Early voting started Tuesday morning and extra precautions and restrictions were immediately apparent at the City-County Building in downtown Indianapolis.
“Voters should expect the election workers to wear masks,” said Marion Count Clerk Deputy Director, Russell Hollis. “The election workers will have personal protective equipment as well, such as plexiglass that helps protect them from voters and voters from the election workers.”
Hand sanitizer stations were also set up at each table throughout the polling site in the Marion County Clerk’s office.
“And we have painter’s tape on the inside of the voting locations, and we will use chalk outside of the voting locations as well to enforce our six-foot social distancing rule,” Hollis said.
The first day of early voting saw a “slow but somewhat steady” trickle of voters coming into the office, Hollis said. Voters could also be seen wearing their own masks as they walked in the door.
“I’m getting very used to what’s considered now the new norm,” said Marion County voter, Kem Moore. “But I felt very safe coming here today.”
“Strange, very strange, but very necessary,” said Marion County voter Darryl Fraylon. “I was glad to see that this entity seems to be doing its part to protect the public.”
In addition to anti-coronavirus precautions at polling locations, COVID-19 has prompted other changes to in-person early voting in this year’s primary. Hoosiers wishing to vote in person before June 2 have less time to do that compared to previous years. Indiana voters have five or six days to cast in-person early ballots, depending on which county they’re in.
“Typically, voters have approximately 28 days of in-person early voting, so that is a substantial change,” Hollis said.
Many counties also have fewer polling locations available for early voting this year. Many of the polling sites have different hours and days of operation in different counties.
Marion County has three voting locations open for early voting. Those are located at the Marion County Clerk’s office inside the City-County Building in downtown Indianapolis, at the former Broad Ripple High School building, and at Beech Grove High School.
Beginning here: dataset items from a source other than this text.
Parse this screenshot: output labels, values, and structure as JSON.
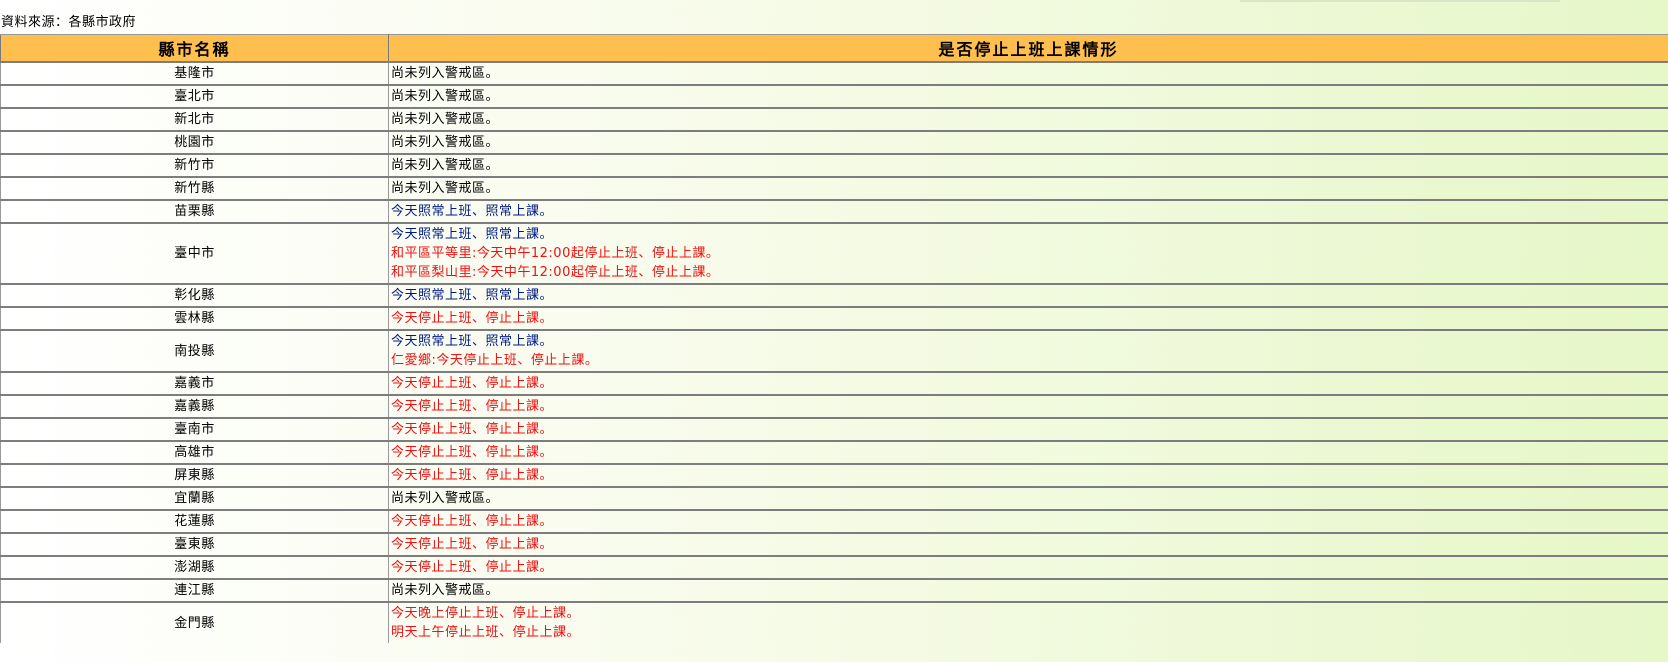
{
  "source_label": "資料來源：各縣市政府",
  "headers": {
    "county": "縣市名稱",
    "status": "是否停止上班上課情形"
  },
  "rows": [
    {
      "name": "基隆市",
      "lines": [
        {
          "text": "尚未列入警戒區。",
          "kind": "normal"
        }
      ]
    },
    {
      "name": "臺北市",
      "lines": [
        {
          "text": "尚未列入警戒區。",
          "kind": "normal"
        }
      ]
    },
    {
      "name": "新北市",
      "lines": [
        {
          "text": "尚未列入警戒區。",
          "kind": "normal"
        }
      ]
    },
    {
      "name": "桃園市",
      "lines": [
        {
          "text": "尚未列入警戒區。",
          "kind": "normal"
        }
      ]
    },
    {
      "name": "新竹市",
      "lines": [
        {
          "text": "尚未列入警戒區。",
          "kind": "normal"
        }
      ]
    },
    {
      "name": "新竹縣",
      "lines": [
        {
          "text": "尚未列入警戒區。",
          "kind": "normal"
        }
      ]
    },
    {
      "name": "苗栗縣",
      "lines": [
        {
          "text": "今天照常上班、照常上課。",
          "kind": "work"
        }
      ]
    },
    {
      "name": "臺中市",
      "lines": [
        {
          "text": "今天照常上班、照常上課。",
          "kind": "work"
        },
        {
          "text": "和平區平等里:今天中午12:00起停止上班、停止上課。",
          "kind": "stop"
        },
        {
          "text": "和平區梨山里:今天中午12:00起停止上班、停止上課。",
          "kind": "stop"
        }
      ]
    },
    {
      "name": "彰化縣",
      "lines": [
        {
          "text": "今天照常上班、照常上課。",
          "kind": "work"
        }
      ]
    },
    {
      "name": "雲林縣",
      "lines": [
        {
          "text": "今天停止上班、停止上課。",
          "kind": "stop"
        }
      ]
    },
    {
      "name": "南投縣",
      "lines": [
        {
          "text": "今天照常上班、照常上課。",
          "kind": "work"
        },
        {
          "text": "仁愛鄉:今天停止上班、停止上課。",
          "kind": "stop"
        }
      ]
    },
    {
      "name": "嘉義市",
      "lines": [
        {
          "text": "今天停止上班、停止上課。",
          "kind": "stop"
        }
      ]
    },
    {
      "name": "嘉義縣",
      "lines": [
        {
          "text": "今天停止上班、停止上課。",
          "kind": "stop"
        }
      ]
    },
    {
      "name": "臺南市",
      "lines": [
        {
          "text": "今天停止上班、停止上課。",
          "kind": "stop"
        }
      ]
    },
    {
      "name": "高雄市",
      "lines": [
        {
          "text": "今天停止上班、停止上課。",
          "kind": "stop"
        }
      ]
    },
    {
      "name": "屏東縣",
      "lines": [
        {
          "text": "今天停止上班、停止上課。",
          "kind": "stop"
        }
      ]
    },
    {
      "name": "宜蘭縣",
      "lines": [
        {
          "text": "尚未列入警戒區。",
          "kind": "normal"
        }
      ]
    },
    {
      "name": "花蓮縣",
      "lines": [
        {
          "text": "今天停止上班、停止上課。",
          "kind": "stop"
        }
      ]
    },
    {
      "name": "臺東縣",
      "lines": [
        {
          "text": "今天停止上班、停止上課。",
          "kind": "stop"
        }
      ]
    },
    {
      "name": "澎湖縣",
      "lines": [
        {
          "text": "今天停止上班、停止上課。",
          "kind": "stop"
        }
      ]
    },
    {
      "name": "連江縣",
      "lines": [
        {
          "text": "尚未列入警戒區。",
          "kind": "normal"
        }
      ]
    },
    {
      "name": "金門縣",
      "lines": [
        {
          "text": "今天晚上停止上班、停止上課。",
          "kind": "stop"
        },
        {
          "text": "明天上午停止上班、停止上課。",
          "kind": "stop"
        }
      ]
    }
  ],
  "colors": {
    "header_bg": "#ffbf4f",
    "normal": "#000000",
    "work": "#001b86",
    "stop": "#ee1111"
  }
}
Marion County voters will likely notice biggest change on the day of the primary, June 2.
“On election day this year, there will only be 22 voting locations,” Hollis said. “In the past, there were over 200.”
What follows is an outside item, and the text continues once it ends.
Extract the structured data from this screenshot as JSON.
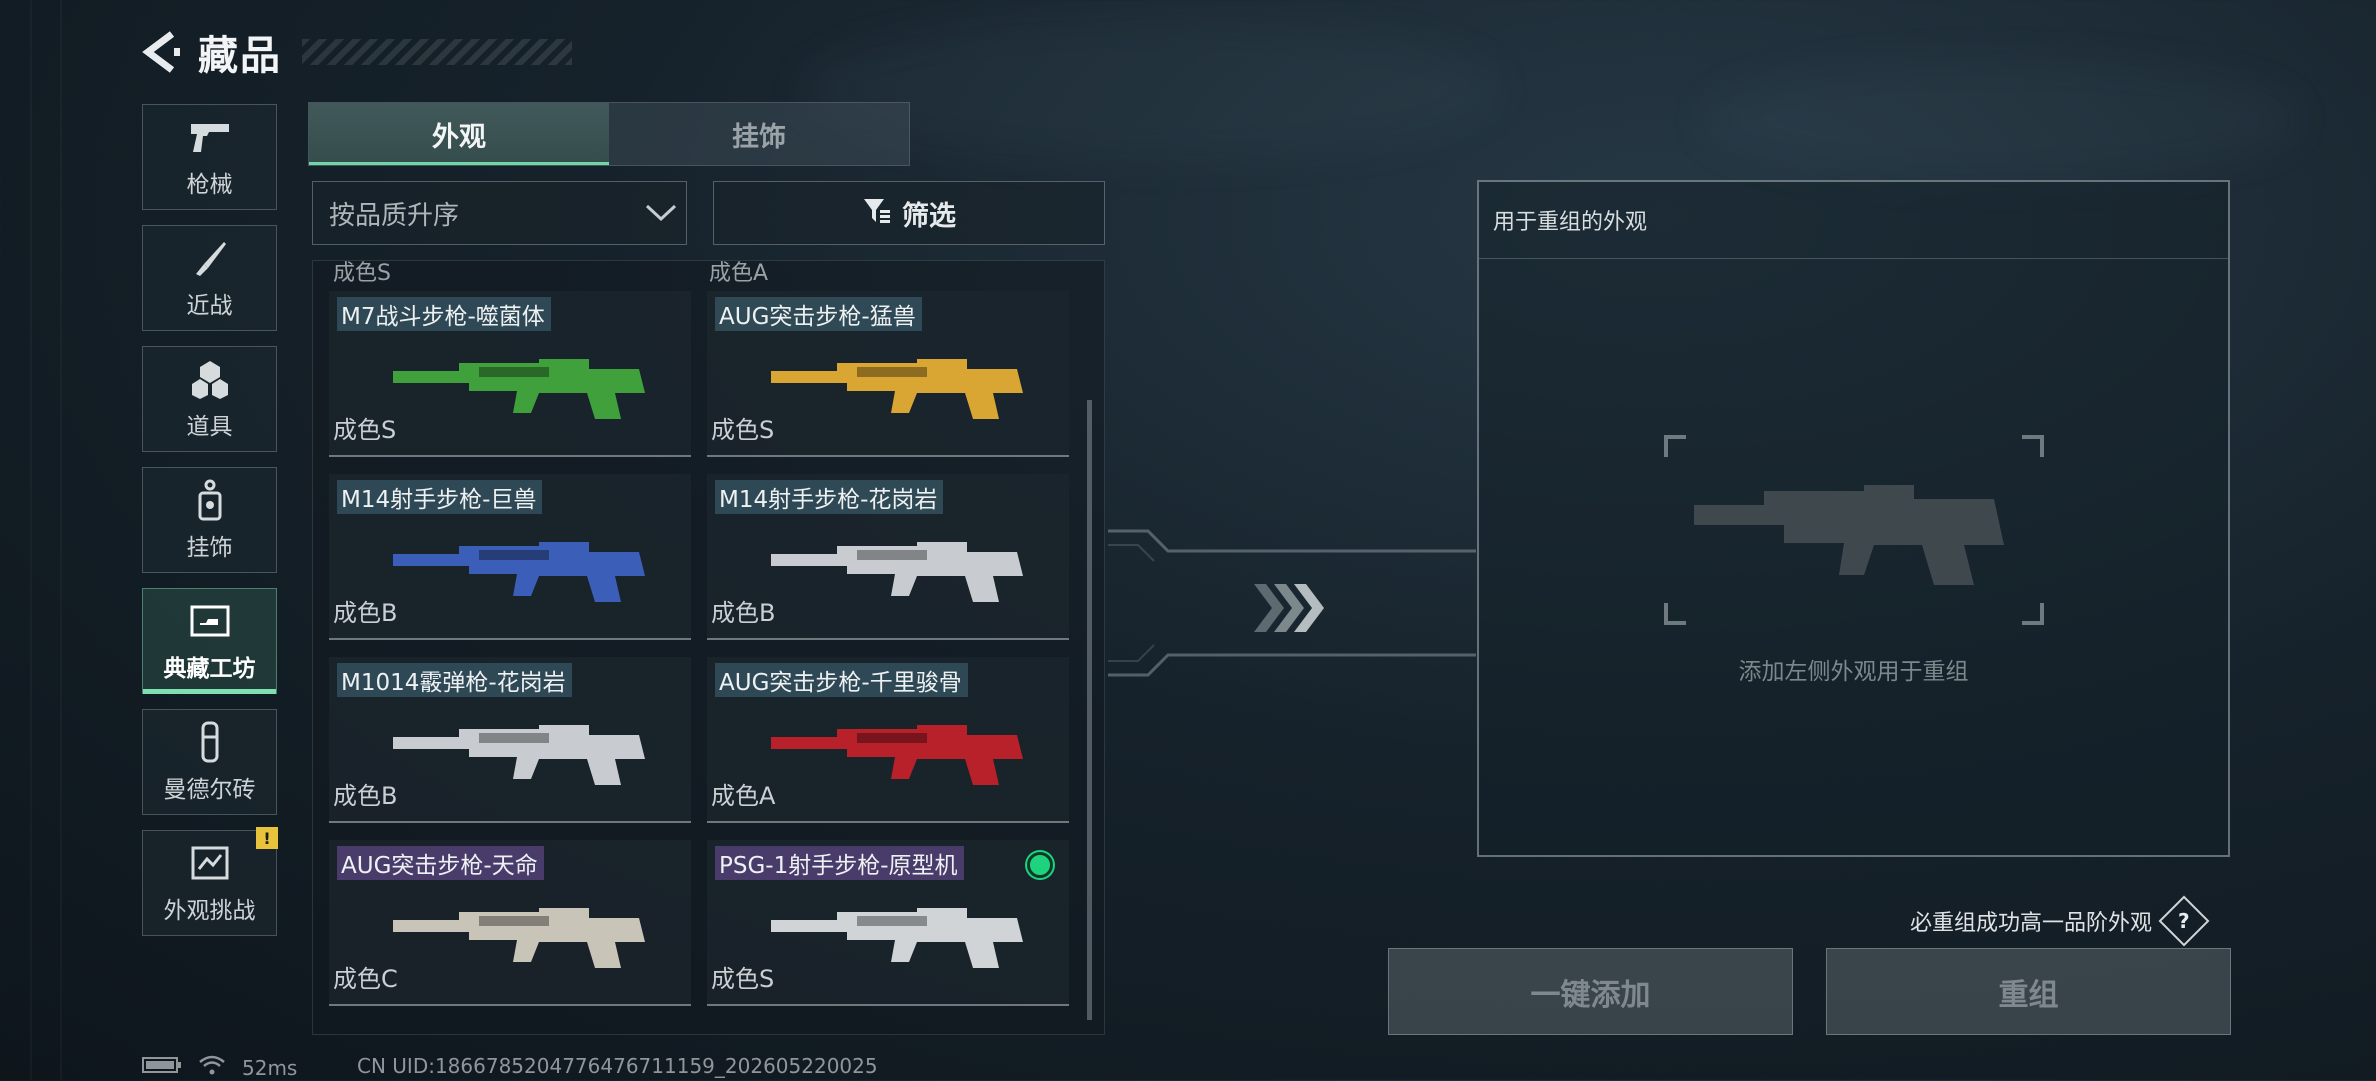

Hollis said it has been difficult to recruit poll workers this year, which is another affect of the coronavirus pandemic.
Hollis expects many Hoosiers to vote my mail for this year’s primary since the state relaxed requirements for Hoosiers to request an absentee ballot. The deadline to request a mail-in ballot expired on May 21.
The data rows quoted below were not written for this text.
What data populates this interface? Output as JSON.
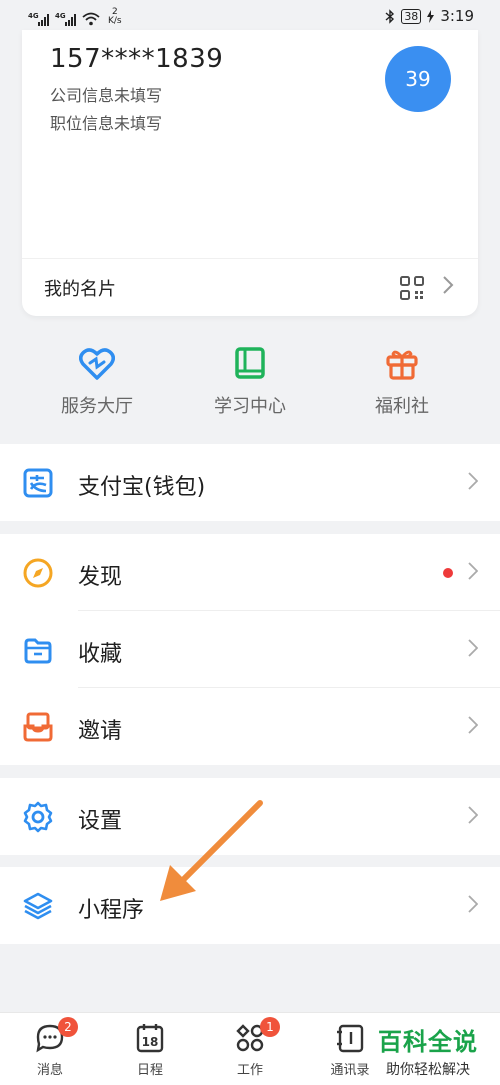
{
  "status_bar": {
    "network_left": "4G",
    "network_right": "4G",
    "speed_value": "2",
    "speed_unit": "K/s",
    "battery": "38",
    "time": "3:19"
  },
  "profile": {
    "phone": "157****1839",
    "company": "公司信息未填写",
    "position": "职位信息未填写",
    "avatar_text": "39",
    "name_card": "我的名片"
  },
  "quick_actions": [
    {
      "label": "服务大厅",
      "icon": "heart-badge-icon",
      "color": "#2f8ef0"
    },
    {
      "label": "学习中心",
      "icon": "book-icon",
      "color": "#1fb35a"
    },
    {
      "label": "福利社",
      "icon": "gift-icon",
      "color": "#f06a35"
    }
  ],
  "menu": {
    "alipay": "支付宝(钱包)",
    "discover": "发现",
    "favorites": "收藏",
    "invite": "邀请",
    "settings": "设置",
    "mini_programs": "小程序"
  },
  "tabs": [
    {
      "label": "消息",
      "badge": "2"
    },
    {
      "label": "日程",
      "calendar_day": "18"
    },
    {
      "label": "工作",
      "badge": "1"
    },
    {
      "label": "通讯录"
    }
  ],
  "watermark": {
    "title": "百科全说",
    "subtitle": "助你轻松解决"
  },
  "colors": {
    "accent_blue": "#2f8ef0",
    "badge_red": "#f0533b",
    "annotation_arrow": "#f08c3c"
  }
}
Bill Moreau, President of the non-partisan Indiana Citizen Education Foundation, said he was encouraged by the way this year’s primary election is being handled by the Indiana Election Commission. The group strongly supported allowing Hoosiers to request absentee ballots without being required to provide a reason for the request.
“We have reviewed the IEC’s guidelines for in-person voting,” Moreau said in a statement. “They appear to be very comprehensive and helpful.”
“The good news is that when you combine the record level of absentee voting with the availability of early, in-person voting, the number of voters showing up on June 2nd should be pretty low, thereby lowering the chance of crowds that would compromise social distancing,” Moreau said.
Moreau’s advice to in-person voters was to “budget plenty of time to vote, be patient and wear a mask.”